Mandalay Resort Group's
dismal fourth quarter -- which it primarily blamed on rain -- has prompted a debate about whether stormy weather lies ahead for other casino companies.
The casino operator reported adjusted earnings for the quarter ended Jan. 31 of just 32 cents a share, barely half the 61-cent analyst consensus from Thomson First Call. Unadjusted net income slumped 28%.
The company blamed record rains in Southern California and Nevada for soggier-than-expected January profits at its Las Vegas casinos. It also cited poor house winnings at its flagship Mandalay Bay resort, the recent boost in Michigan's gaming tax rates and higher health care costs.
Mandalay shares failed to take much of a hit on the news, but only because investors know they'll receive a fixed $71 a share in cash when Mandalay's acquisition by
is completed. Analysts believe that will happen by April, now that federal and Nevada regulators have given the deal the nod.
MGM Mirage stock, on the other hand, slumped as much 3.1% Friday on heavier-than-normal volume as investors pondered the implications of Mandalay's poor quarter on the acquirer.

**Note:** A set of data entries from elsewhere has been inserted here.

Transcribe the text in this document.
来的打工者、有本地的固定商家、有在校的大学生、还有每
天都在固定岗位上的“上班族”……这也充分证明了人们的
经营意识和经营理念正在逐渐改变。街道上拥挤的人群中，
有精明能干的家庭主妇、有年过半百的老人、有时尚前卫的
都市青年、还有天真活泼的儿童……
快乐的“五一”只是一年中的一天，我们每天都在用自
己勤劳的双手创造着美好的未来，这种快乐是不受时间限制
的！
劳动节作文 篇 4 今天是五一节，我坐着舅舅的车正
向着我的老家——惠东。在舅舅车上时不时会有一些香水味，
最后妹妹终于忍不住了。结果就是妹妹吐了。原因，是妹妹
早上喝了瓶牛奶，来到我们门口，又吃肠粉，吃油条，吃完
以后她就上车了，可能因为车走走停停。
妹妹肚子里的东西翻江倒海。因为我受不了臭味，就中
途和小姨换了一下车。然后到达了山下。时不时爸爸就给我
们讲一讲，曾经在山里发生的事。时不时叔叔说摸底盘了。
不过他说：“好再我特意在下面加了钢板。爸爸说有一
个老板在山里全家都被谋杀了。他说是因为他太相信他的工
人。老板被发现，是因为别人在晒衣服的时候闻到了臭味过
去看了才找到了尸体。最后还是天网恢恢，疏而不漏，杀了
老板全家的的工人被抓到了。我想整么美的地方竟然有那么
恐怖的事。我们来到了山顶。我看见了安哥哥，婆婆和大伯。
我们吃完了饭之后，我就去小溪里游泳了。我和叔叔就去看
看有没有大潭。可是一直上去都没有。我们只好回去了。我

Even cutting Mandalay some slack for what could be one-time events -- such as rain and the poor flagship casino winnings -- doesn't appear to explain all of the disappointing results.
"This is as poor an operating performance as we can remember for the last few years from Mandalay," wrote Michael Rietbrock, an analyst at Citigroup Smith Barney. "While there were some mitigating factors (weather, holiday calendar, etc.), even after giving the company the full benefit of the doubt, results were still well below expectations." (Citigroup Smith Barney does and seeks to do business with companies covered in its research reports.)
The poor results were not isolated to the Mandalay Bay or Detroit casinos either, according to Rietbrock, but were "disappointing virtually across the board." All told, the Mandalay report has "clear negative implications" for MGM Mirage specifically and for gaming operators in general, he concluded.